The portfolio contains 163,212 unique policyholders, each observed during a period of exposure-to-risk expressed as the fraction of the year during which the policyholder was exposed to the risk of filing a claim. Claim information is known in the form of the number of claims filed and the total amount claimed (in euro) by a policyholder during the period of exposure. The data set lists five categorical, four continuous and two spatial risk factors, each of them informing about specific characteristics of the policy or the policyholder.

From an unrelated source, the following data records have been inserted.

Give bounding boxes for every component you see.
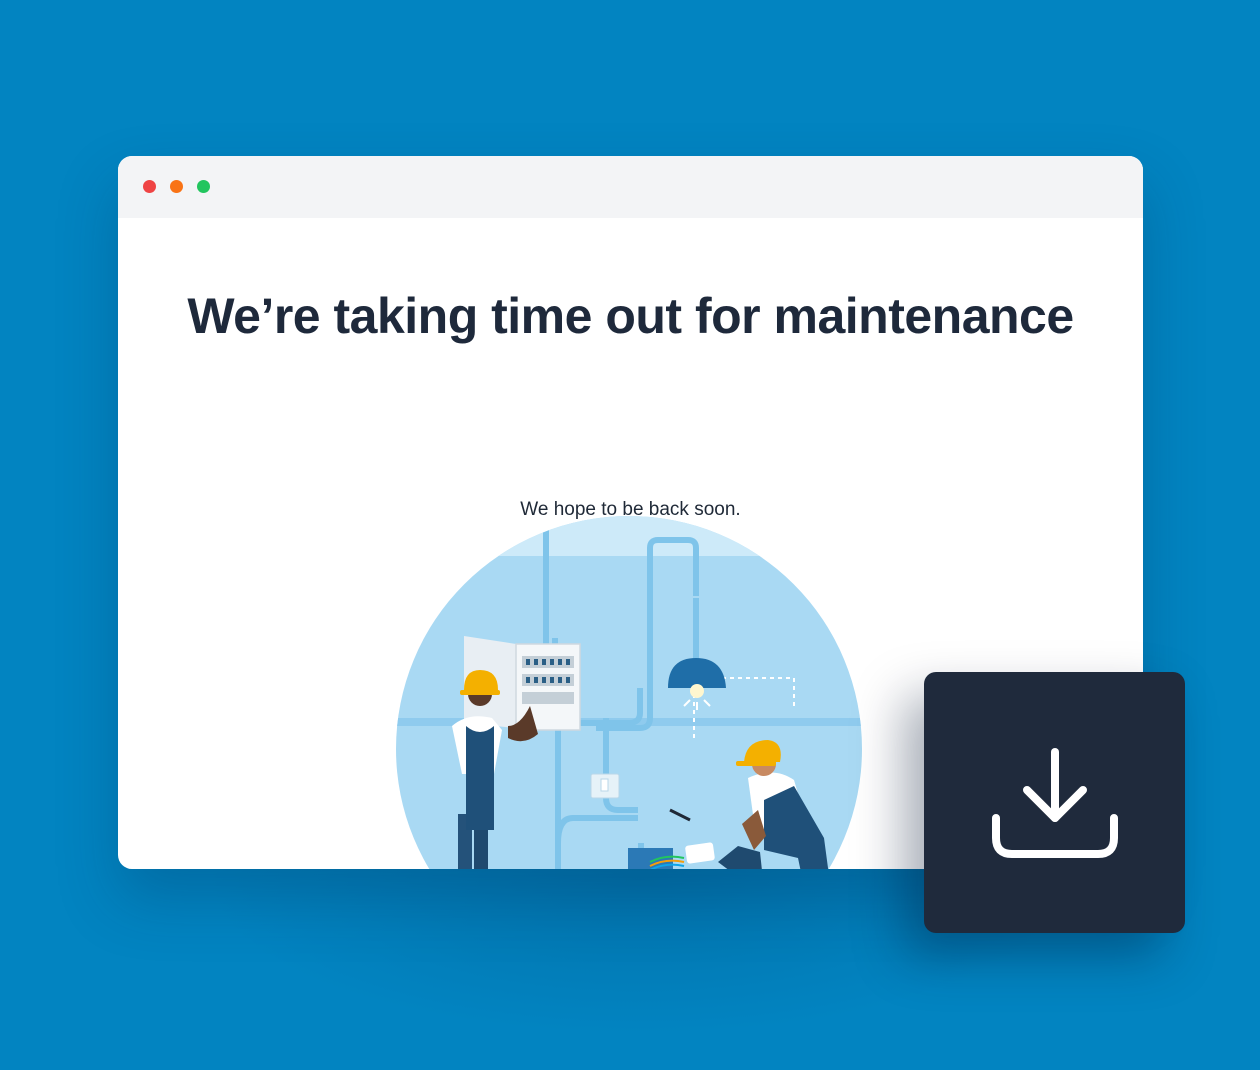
close-window-button[interactable] (143, 180, 156, 193)
maintenance-subline: We hope to be back soon. (520, 499, 741, 520)
download-icon (991, 747, 1118, 858)
minimize-window-button[interactable] (170, 180, 183, 193)
maintenance-headline: We’re taking time out for maintenance (187, 288, 1074, 344)
maximize-window-button[interactable] (197, 180, 210, 193)
light-switch (590, 773, 620, 799)
download-button[interactable] (924, 672, 1185, 933)
browser-titlebar (118, 156, 1143, 218)
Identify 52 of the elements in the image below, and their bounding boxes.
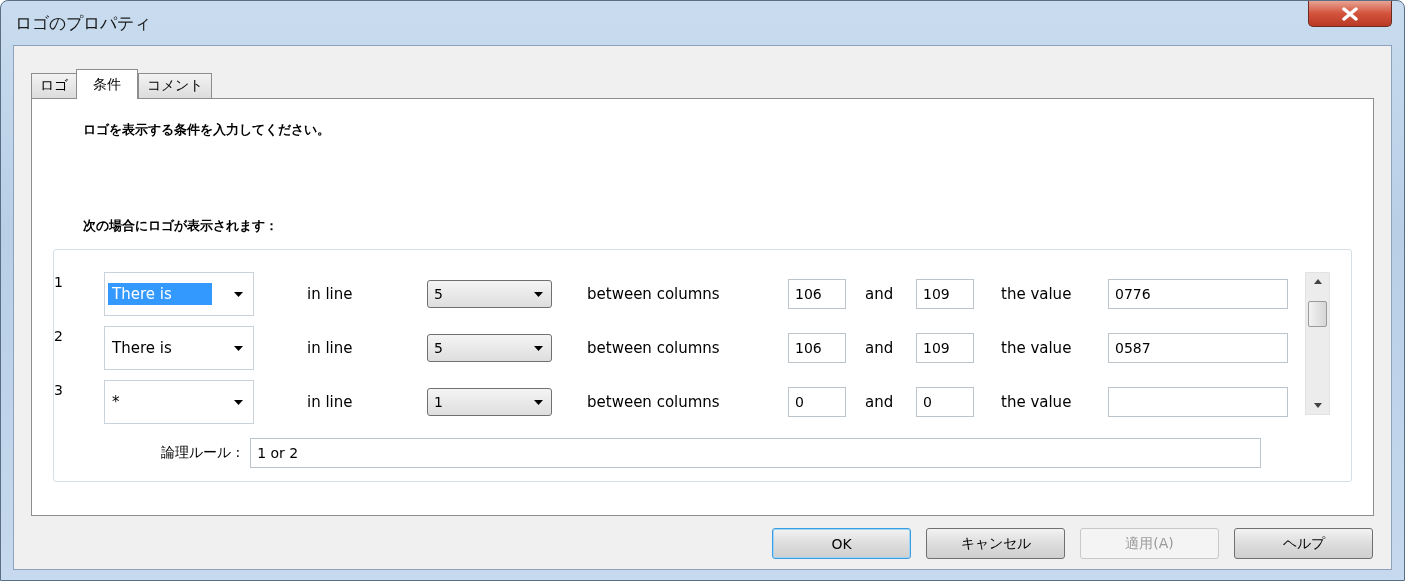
between-columns-label: between columns bbox=[587, 285, 721, 303]
and-label: and bbox=[865, 339, 895, 357]
in-line-label: in line bbox=[307, 393, 354, 411]
tab[interactable]: コメント bbox=[138, 73, 212, 98]
scrollbar[interactable] bbox=[1305, 272, 1330, 415]
scroll-up-icon[interactable] bbox=[1313, 279, 1322, 284]
value-field[interactable]: 0587 bbox=[1108, 333, 1288, 363]
close-button[interactable] bbox=[1308, 1, 1392, 27]
to-column-field[interactable]: 109 bbox=[916, 279, 974, 309]
row-number: 1 bbox=[54, 273, 64, 290]
in-line-label: in line bbox=[307, 285, 354, 303]
dropdown-arrow-icon bbox=[234, 345, 243, 351]
value-label: the value bbox=[1001, 339, 1073, 357]
to-column-field[interactable]: 0 bbox=[916, 387, 974, 417]
logic-rule-label: 論理ルール : bbox=[161, 444, 241, 462]
row-number: 2 bbox=[54, 327, 64, 344]
close-icon bbox=[1341, 6, 1359, 21]
dropdown-arrow-icon bbox=[534, 399, 543, 405]
between-columns-label: between columns bbox=[587, 339, 721, 357]
operator-combo[interactable]: There is bbox=[104, 326, 254, 370]
and-label: and bbox=[865, 285, 895, 303]
operator-combo[interactable]: * bbox=[104, 380, 254, 424]
value-field[interactable]: 0776 bbox=[1108, 279, 1288, 309]
between-columns-label: between columns bbox=[587, 393, 721, 411]
row-number: 3 bbox=[54, 381, 64, 398]
window-title: ロゴのプロパティ bbox=[14, 11, 151, 35]
dialog-button[interactable]: ヘルプ bbox=[1234, 528, 1373, 559]
dialog-button[interactable]: キャンセル bbox=[926, 528, 1065, 559]
tab[interactable]: ロゴ bbox=[31, 73, 77, 98]
scroll-down-icon[interactable] bbox=[1313, 403, 1322, 408]
tab[interactable]: 条件 bbox=[76, 69, 138, 99]
dropdown-arrow-icon bbox=[234, 399, 243, 405]
line-dropdown[interactable]: 5 bbox=[427, 334, 552, 362]
dropdown-arrow-icon bbox=[234, 291, 243, 297]
and-label: and bbox=[865, 393, 895, 411]
in-line-label: in line bbox=[307, 339, 354, 357]
to-column-field[interactable]: 109 bbox=[916, 333, 974, 363]
line-dropdown[interactable]: 5 bbox=[427, 280, 552, 308]
from-column-field[interactable]: 106 bbox=[788, 333, 846, 363]
scroll-thumb[interactable] bbox=[1308, 301, 1327, 327]
section-heading: 次の場合にロゴが表示されます： bbox=[82, 217, 279, 235]
line-dropdown[interactable]: 1 bbox=[427, 388, 552, 416]
value-label: the value bbox=[1001, 393, 1073, 411]
from-column-field[interactable]: 106 bbox=[788, 279, 846, 309]
dropdown-arrow-icon bbox=[534, 291, 543, 297]
value-field[interactable] bbox=[1108, 387, 1288, 417]
value-label: the value bbox=[1001, 285, 1073, 303]
instruction-text: ロゴを表示する条件を入力してください。 bbox=[82, 121, 331, 139]
logic-rule-field[interactable]: 1 or 2 bbox=[250, 438, 1262, 468]
dropdown-arrow-icon bbox=[534, 345, 543, 351]
dialog-button[interactable]: OK bbox=[772, 528, 911, 559]
from-column-field[interactable]: 0 bbox=[788, 387, 846, 417]
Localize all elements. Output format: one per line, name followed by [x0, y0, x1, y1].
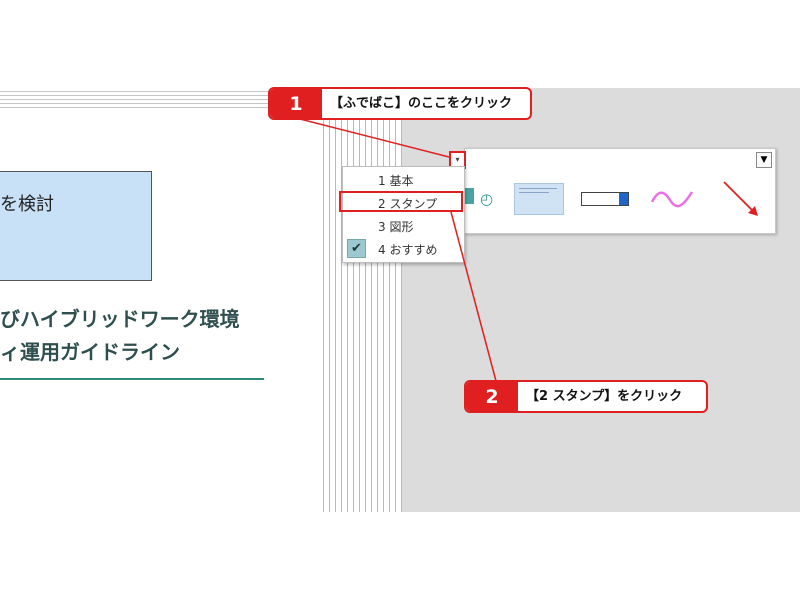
menu-item-shape[interactable]: 3 図形 [378, 218, 413, 235]
callout-text: 【2 スタンプ】をクリック [526, 389, 683, 404]
striped-divider [318, 88, 402, 512]
stamp-thumbnail[interactable] [514, 183, 564, 215]
slide-title-underline [0, 378, 264, 380]
slide-title-line1: びハイブリッドワーク環境 [0, 307, 240, 331]
favorites-icon[interactable] [464, 188, 474, 204]
marker-fill [619, 193, 628, 205]
slide-text-box [0, 171, 152, 281]
callout-number: 1 [270, 89, 322, 118]
thumb-text-line [519, 192, 549, 193]
arrow-pen-icon[interactable] [720, 178, 764, 222]
pin-icon[interactable]: ▼ [756, 152, 772, 168]
history-icon[interactable]: ◴ [480, 190, 498, 208]
pen-wave-icon[interactable] [650, 184, 694, 212]
slide-box-text: を検討 [0, 194, 54, 215]
callout-step-1: 1 【ふでばこ】のここをクリック [268, 87, 532, 120]
callout-text: 【ふでばこ】のここをクリック [330, 96, 513, 111]
callout-number: 2 [466, 382, 518, 411]
menu-item-basic[interactable]: 1 基本 [378, 172, 413, 189]
check-icon: ✔ [347, 239, 366, 258]
marker-thumbnail[interactable] [581, 192, 629, 206]
menu-item-highlight [339, 191, 463, 212]
callout-step-2: 2 【2 スタンプ】をクリック [464, 380, 708, 413]
menu-item-recommended[interactable]: 4 おすすめ [378, 241, 437, 258]
thumb-text-line [519, 188, 557, 189]
slide-title-line2: ィ運用ガイドライン [0, 340, 180, 364]
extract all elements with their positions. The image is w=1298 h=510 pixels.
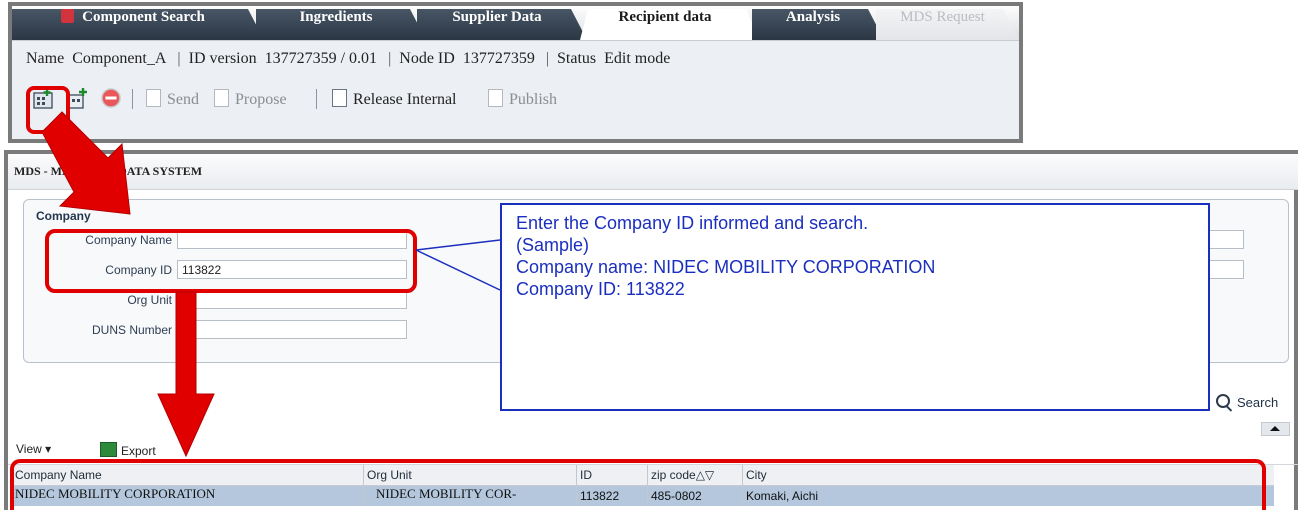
callout-line-4: Company ID: 113822 <box>516 279 685 299</box>
callout-line-2: (Sample) <box>516 235 590 255</box>
callout-pointer-line <box>415 249 501 291</box>
callout-text: Enter the Company ID informed and search… <box>516 212 935 300</box>
down-arrow-icon <box>157 291 215 458</box>
callout-line-1: Enter the Company ID informed and search… <box>516 213 869 233</box>
diagonal-arrow-icon <box>41 111 131 215</box>
callout-pointer-line <box>415 239 501 251</box>
instruction-callout: Enter the Company ID informed and search… <box>500 203 1210 411</box>
callout-line-3: Company name: NIDEC MOBILITY CORPORATION <box>516 257 936 277</box>
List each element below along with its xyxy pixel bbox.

A detailed discussion on the distribution of all variables is available in Henckaerts et al. (2018) and some code examples is available at https://github.com/henckr/treeML.

Usage

data(beMTPL97)

Format

beMTPL97 contains:

id

a numeric for the policy number.

expo

a numeric for the exposure.

claim

a factor indicating a claim.

nclaims

a numeric for the claim number.

amount

a numercic for the aggregate claim amount.

average

a numeric for the average claim amount.

coverage

a factor for the insurance coverage level: "TPL" only third party liability, "TPL+" TPL + limited material damage, "TPL++" TPL + comprehensive material damage.

ageph

a numeric for the policyholder age.

sex

a factor for the policyholder gender: "female", "male".

bm

an integer for the level occupied in the former compulsory Belgian bonus-malus scale. From 0 to 22, a higher level indicates a worse claim history, see Lemaire (1995).

power

a numeric for Horsepower of the vehicle in kilowatt.

agec

a numeric for Age of the vehicle in years.

fuel

a factor for Type of fuel of the vehicle: "gasoline" or "diesel".

use

a factor for the use of the vehicle: "private" or "work".

fleet

an integer indicating if the vehicle is part of a fleet: 1 or 0.

postcode

the postal code of the policyholder.

long

a numeric for the longitude coordinate of the center of the municipality where the policyholder resides.

lat

a numeric for the latitude coordinate of the center of the municipality where the policyholder resides.

Source

Unknown insurer

References

Lemaire (1995). Bonus-malus systems in automobile insurance, Springer, New York, 1995, doi:10.1007/978-94-011-0631-3

Denuit and Lang (2004), Non-life rate-making with Bayesian GAMs, Insurance: Mathematics and Economics, 35(3):627–647, doi:10.1016/j.insmatheco.2004.08.001

Denuit et al. (2007) Actuarial modelling of claim counts: Risk classification, credibility and bonus-malus systems, John Wiley and Sons Ltd, West Sussex, doi:10.1002/9780470517420.fmatter

Klein et al. (2014) Nonlife ratemaking and risk management with Bayesian generalized additive models for location, scale, and shape, Insurance: Mathematics and Economics, 55:225–249 doi:10.1016/j.insmatheco.2014.02.001

Henckaerts et al. (2018). A data driven binning strategy for the construction of insurance tariff classes, Scandinavian Actuarial Journal, 2018(8):681–705, doi:10.1080/03461238.2018.1429300

Frees, Carriere and Valdez (1995), Annuity valuation with dependent mortality, Actuarial Research Clearing House 1995, Vol. 2, doi:10.2307/253744 .

Examples


# (1) load of data
#
data(beMTPL97)